One would be hard-pressed to unearth a D.C. United fan who doesn’t have July 14 circled on their calendar. For the storied MLS franchise, that date has been 22 years in the making.

When Audi Field, the club’s long-awaited soccer-specific stadium, opens this summer, it will mark the culmination of a prolonged process that cycled through multiple ownership groups, countless stops and starts, and a seemingly endless maze of red tape.

But as construction continues at the Southwest Washington site in the shadow of Nationals Park, United has an MLS season to play. Having said farewell to RFK Stadium last fall, United plays 12 of their first 14 matches on the road to kick off the campaign, with the two “home” games set for March 17 at the Maryland SoccerPlex in Boyds and April 14 at Navy-Marine Corps Memorial Stadium in Annapolis.

The silver lining? Once United christens Audi Field, the team will make up for lost time with 15 of 20 matches at home from mid-July through the end of the regular season in October.

“You can look at it the way of it being a daunting road trip,” United goalkeeper Steve Clark said. “But you can also look at it how if we perform in the first half of the year, we have a great advantage in the second half of the year. If you follow the league, that’s when the playoff situation gets sorted out — in August and September.”



How United handles that unconventional schedule, which kicks off with a trip to face Orlando City on Saturday, depends on the cohesion of a new-look squad. Coming off a last-place finish in the Eastern Conference, United acquired five players expected to serve as regular starters in 2018: goalkeeper David Ousted, defender Frederic Brillant, midfielders Junior Moreno and Yamil Asad, and forward Darren Mattocks. The 2018 campaign also will represent the first full season for midfielders Paul Arriola, Russell Canouse and Zoltan Stieber, who signed with the club in August ahead of the summer transfer deadline.

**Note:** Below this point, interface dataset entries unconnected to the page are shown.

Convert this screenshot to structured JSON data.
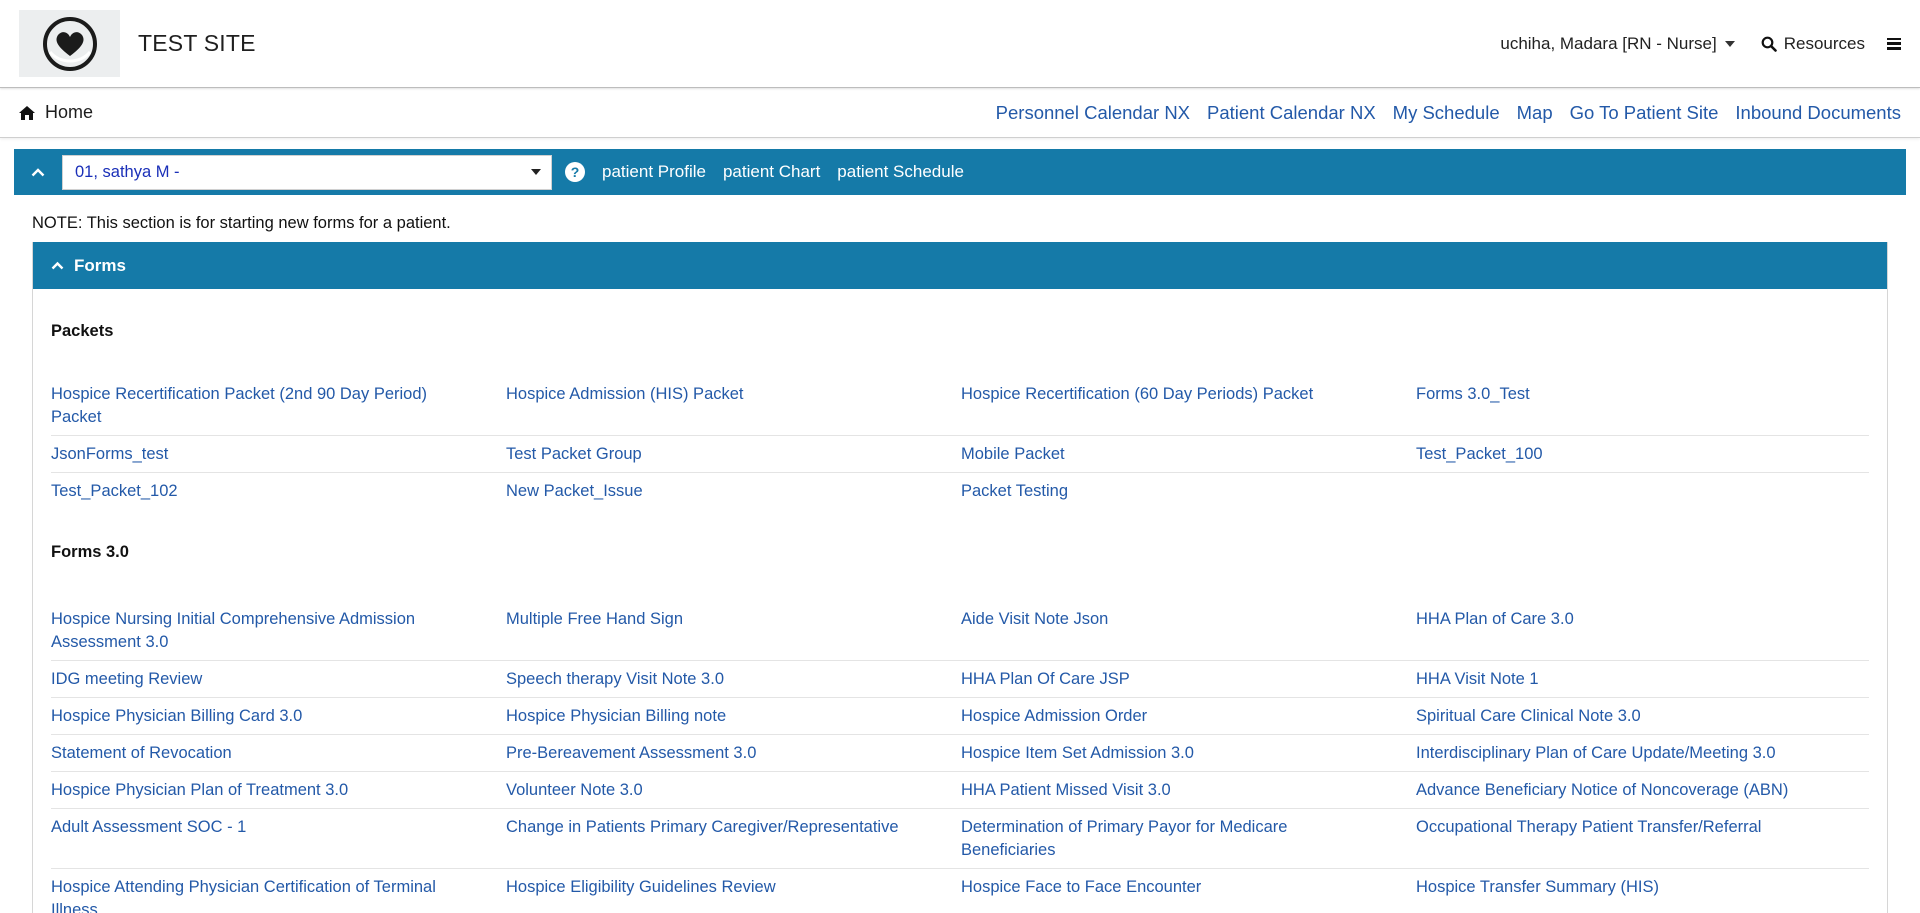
{
  "header": {
    "site_title": "TEST SITE",
    "user": "uchiha, Madara [RN - Nurse]",
    "resources": "Resources"
  },
  "nav": {
    "home": "Home",
    "links": [
      "Personnel Calendar NX",
      "Patient Calendar NX",
      "My Schedule",
      "Map",
      "Go To Patient Site",
      "Inbound Documents"
    ]
  },
  "patient_bar": {
    "selected_patient": "01, sathya M -",
    "links": [
      "patient Profile",
      "patient Chart",
      "patient Schedule"
    ]
  },
  "note": "NOTE: This section is for starting new forms for a patient.",
  "forms_panel": {
    "title": "Forms",
    "packets_title": "Packets",
    "packets": [
      [
        "Hospice Recertification Packet (2nd 90 Day Period) Packet",
        "Hospice Admission (HIS) Packet",
        "Hospice Recertification (60 Day Periods) Packet",
        "Forms 3.0_Test"
      ],
      [
        "JsonForms_test",
        "Test Packet Group",
        "Mobile Packet",
        "Test_Packet_100"
      ],
      [
        "Test_Packet_102",
        "New Packet_Issue",
        "Packet Testing",
        ""
      ]
    ],
    "forms30_title": "Forms 3.0",
    "forms30": [
      [
        "Hospice Nursing Initial Comprehensive Admission Assessment 3.0",
        "Multiple Free Hand Sign",
        "Aide Visit Note Json",
        "HHA Plan of Care 3.0"
      ],
      [
        "IDG meeting Review",
        "Speech therapy Visit Note 3.0",
        "HHA Plan Of Care JSP",
        "HHA Visit Note 1"
      ],
      [
        "Hospice Physician Billing Card 3.0",
        "Hospice Physician Billing note",
        "Hospice Admission Order",
        "Spiritual Care Clinical Note 3.0"
      ],
      [
        "Statement of Revocation",
        "Pre-Bereavement Assessment 3.0",
        "Hospice Item Set Admission 3.0",
        "Interdisciplinary Plan of Care Update/Meeting 3.0"
      ],
      [
        "Hospice Physician Plan of Treatment 3.0",
        "Volunteer Note 3.0",
        "HHA Patient Missed Visit 3.0",
        "Advance Beneficiary Notice of Noncoverage (ABN)"
      ],
      [
        "Adult Assessment SOC - 1",
        "Change in Patients Primary Caregiver/Representative",
        "Determination of Primary Payor for Medicare Beneficiaries",
        "Occupational Therapy Patient Transfer/Referral"
      ],
      [
        "Hospice Attending Physician Certification of Terminal Illness",
        "Hospice Eligibility Guidelines Review",
        "Hospice Face to Face Encounter",
        "Hospice Transfer Summary (HIS)"
      ]
    ]
  },
  "colors": {
    "accent": "#157aa8",
    "link": "#2359a8",
    "patient_text": "#1a2fb8"
  }
}
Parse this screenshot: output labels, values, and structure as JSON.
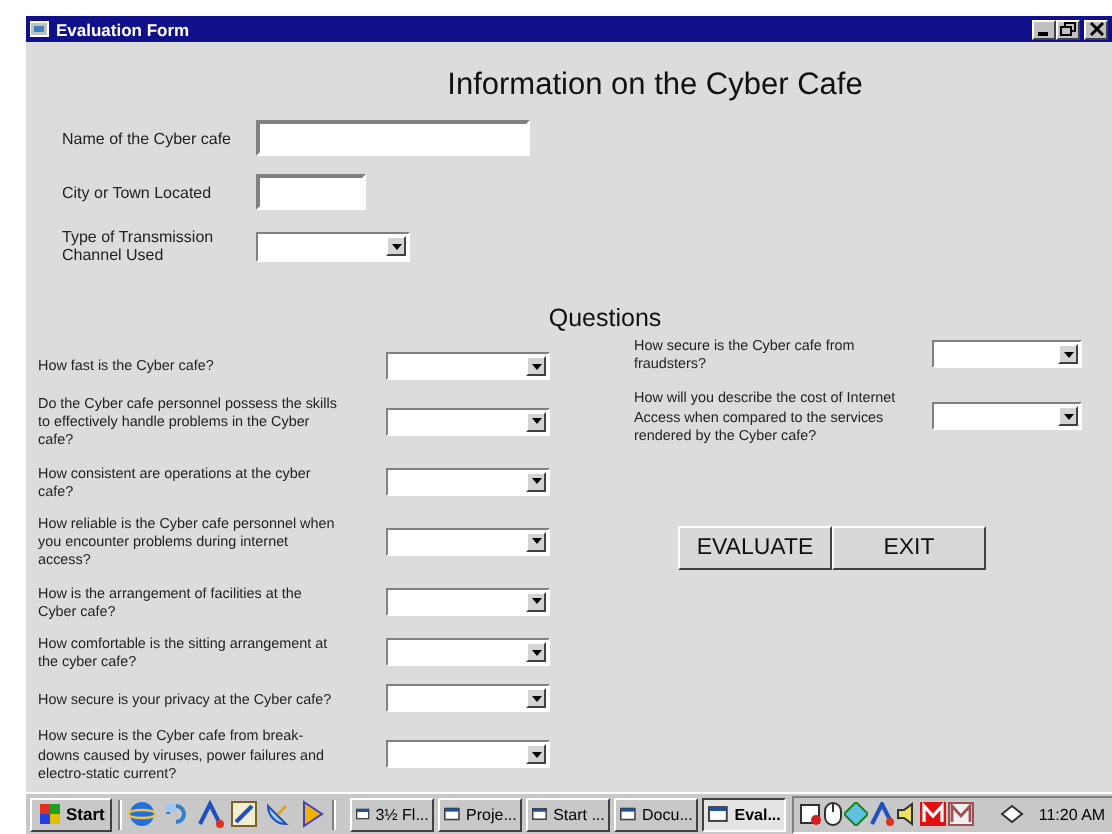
{
  "window": {
    "title": "Evaluation Form"
  },
  "header": "Information on the Cyber Cafe",
  "fields": [
    {
      "label": "Name of the Cyber cafe",
      "kind": "text"
    },
    {
      "label": "City or Town Located",
      "kind": "text"
    },
    {
      "label": "Type of Transmission Channel Used",
      "kind": "combo"
    }
  ],
  "section_title": "Questions",
  "questions_left": [
    {
      "text": "How fast is the Cyber cafe?"
    },
    {
      "text": "Do the Cyber cafe personnel possess the skills to effectively handle problems in the Cyber cafe?"
    },
    {
      "text": "How consistent are operations at the cyber cafe?"
    },
    {
      "text": "How reliable is the Cyber cafe personnel when you encounter problems during internet access?"
    },
    {
      "text": "How is the arrangement of facilities at the Cyber cafe?"
    },
    {
      "text": "How comfortable is the sitting arrangement at the cyber cafe?"
    },
    {
      "text": "How secure is your privacy at the Cyber cafe?"
    },
    {
      "text": "How secure is the Cyber cafe from break-downs caused by viruses, power failures and electro-static current?"
    }
  ],
  "questions_right": [
    {
      "text": "How secure is the Cyber cafe from fraudsters?"
    },
    {
      "text": "How will you describe the cost of Internet Access when compared to the services rendered by the Cyber cafe?"
    }
  ],
  "buttons": [
    "EVALUATE",
    "EXIT"
  ],
  "taskbar": {
    "start": "Start",
    "tasks": [
      {
        "label": "3½ Fl...",
        "selected": false
      },
      {
        "label": "Proje...",
        "selected": false
      },
      {
        "label": "Start ...",
        "selected": false
      },
      {
        "label": "Docu...",
        "selected": false
      },
      {
        "label": "Eval...",
        "selected": true
      }
    ],
    "clock": "11:20 AM"
  }
}
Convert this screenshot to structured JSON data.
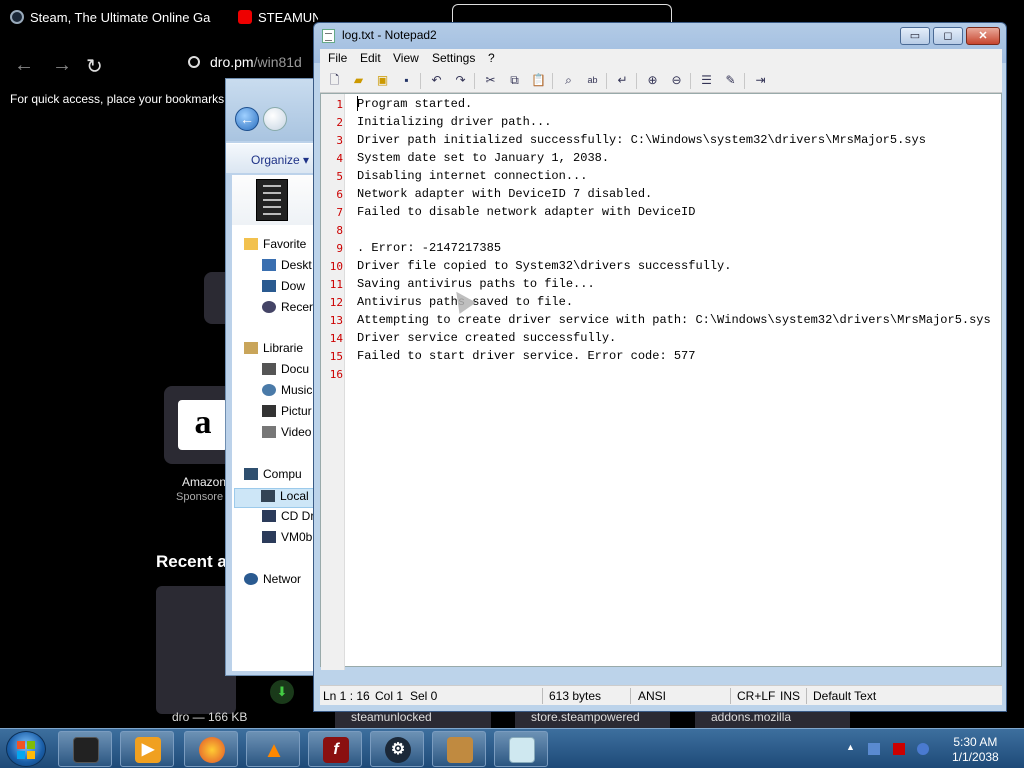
{
  "browser": {
    "tabs": [
      {
        "label": "Steam, The Ultimate Online Ga",
        "close": "✕"
      },
      {
        "label": "STEAMUN"
      }
    ],
    "url_host": "dro.pm",
    "url_path": "/win81d",
    "bookmarks_hint": "For quick access, place your bookmarks i",
    "shortcut_label": "Amazon",
    "shortcut_sponsored": "Sponsore",
    "recent_heading": "Recent a",
    "download_text": "dro — 166 KB",
    "download_chips": [
      "steamunlocked",
      "store.steampowered",
      "addons.mozilla"
    ]
  },
  "explorer": {
    "organize_label": "Organize ▾",
    "nav": [
      {
        "label": "Favorite"
      },
      {
        "label": "Deskt"
      },
      {
        "label": "Dow"
      },
      {
        "label": "Recer"
      },
      {
        "label": "Librarie"
      },
      {
        "label": "Docu"
      },
      {
        "label": "Music"
      },
      {
        "label": "Pictur"
      },
      {
        "label": "Video"
      },
      {
        "label": "Compu"
      },
      {
        "label": "Local"
      },
      {
        "label": "CD Dr"
      },
      {
        "label": "VM0b"
      },
      {
        "label": "Networ"
      }
    ]
  },
  "notepad": {
    "title": "log.txt - Notepad2",
    "window_buttons": {
      "minimize": "▭",
      "maximize": "◻",
      "close": "✕"
    },
    "menu": [
      "File",
      "Edit",
      "View",
      "Settings",
      "?"
    ],
    "line_numbers": [
      "1",
      "2",
      "3",
      "4",
      "5",
      "6",
      "7",
      "8",
      "9",
      "10",
      "11",
      "12",
      "13",
      "14",
      "15",
      "16"
    ],
    "lines": [
      "Program started.",
      "Initializing driver path...",
      "Driver path initialized successfully: C:\\Windows\\system32\\drivers\\MrsMajor5.sys",
      "System date set to January 1, 2038.",
      "Disabling internet connection...",
      "Network adapter with DeviceID 7 disabled.",
      "Failed to disable network adapter with DeviceID",
      "",
      ". Error: -2147217385",
      "Driver file copied to System32\\drivers successfully.",
      "Saving antivirus paths to file...",
      "Antivirus paths saved to file.",
      "Attempting to create driver service with path: C:\\Windows\\system32\\drivers\\MrsMajor5.sys",
      "Driver service created successfully.",
      "Failed to start driver service. Error code: 577",
      ""
    ],
    "status": {
      "position": "Ln 1 : 16",
      "column": "Col 1",
      "selection": "Sel 0",
      "size": "613 bytes",
      "encoding": "ANSI",
      "line_endings": "CR+LF",
      "mode": "INS",
      "scheme": "Default Text"
    }
  },
  "taskbar": {
    "time": "5:30 AM",
    "date": "1/1/2038",
    "apps": [
      "explorer-icon",
      "media-player-icon",
      "firefox-icon",
      "vlc-icon",
      "flash-icon",
      "steam-icon",
      "app-icon",
      "notepad-icon"
    ]
  },
  "colors": {
    "line_number": "#cc0000",
    "taskbar": "#1e4a78",
    "browser_bg": "#000000"
  }
}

“We have a lot of guys here that have been around but really haven’t put their stake down in the game yet,” coach Ben Olsen said. “I think they also understand that the only way you do that and make an impact is together.”

Known for leaning on a direct style since Olsen took over as coach midway through the 2010 season, United hopes to play with more fluidity and possession this season. Defensive shape also has been a point of emphasis in preseason after United conceded the second-most goals in the East last year and saw star goalkeeper Bill Hamid depart for Danish side Midtjylland.

As clubs across the league try to carve out their identities and reach full fitness, United believes results will be up for grabs early in the MLS season.

“It is a good time to pick up points,” Olsen said. “No matter who they have and what adjustments [they’ve made], every team still has a ways to go. They’re not completely fit, they’re not going to be certainly at their top level. So it’s a great time to go away and try to take advantage of some teams that have a guy or two out or also just aren’t at their best.”

Arriola added: “We see it as an opportunity to really get in control of our own destiny. … I think the mentality is go in and get results, pick up as many points as we can. If we’re able to get in control of where we want to be going into the second part of the season, we should be good and really take advantage of the new stadium and the environment we’re going to have.”

That, ultimately, is the goal for United in 2018. In a league where just one of 22 teams finished with a winning record away from home last season, United knows that staying relevant until July is no easy task.

“Stay around the red [playoff] line until Audi Field is open,” Mattocks said. “We’ve just got to be in the mix, right around that line, a little bit above, a little bit below, because that’s going to be a hectic schedule. … If you can pick up a win here and there, a tie here and there, then the excitement is going to be there as soon as the stadium opens.”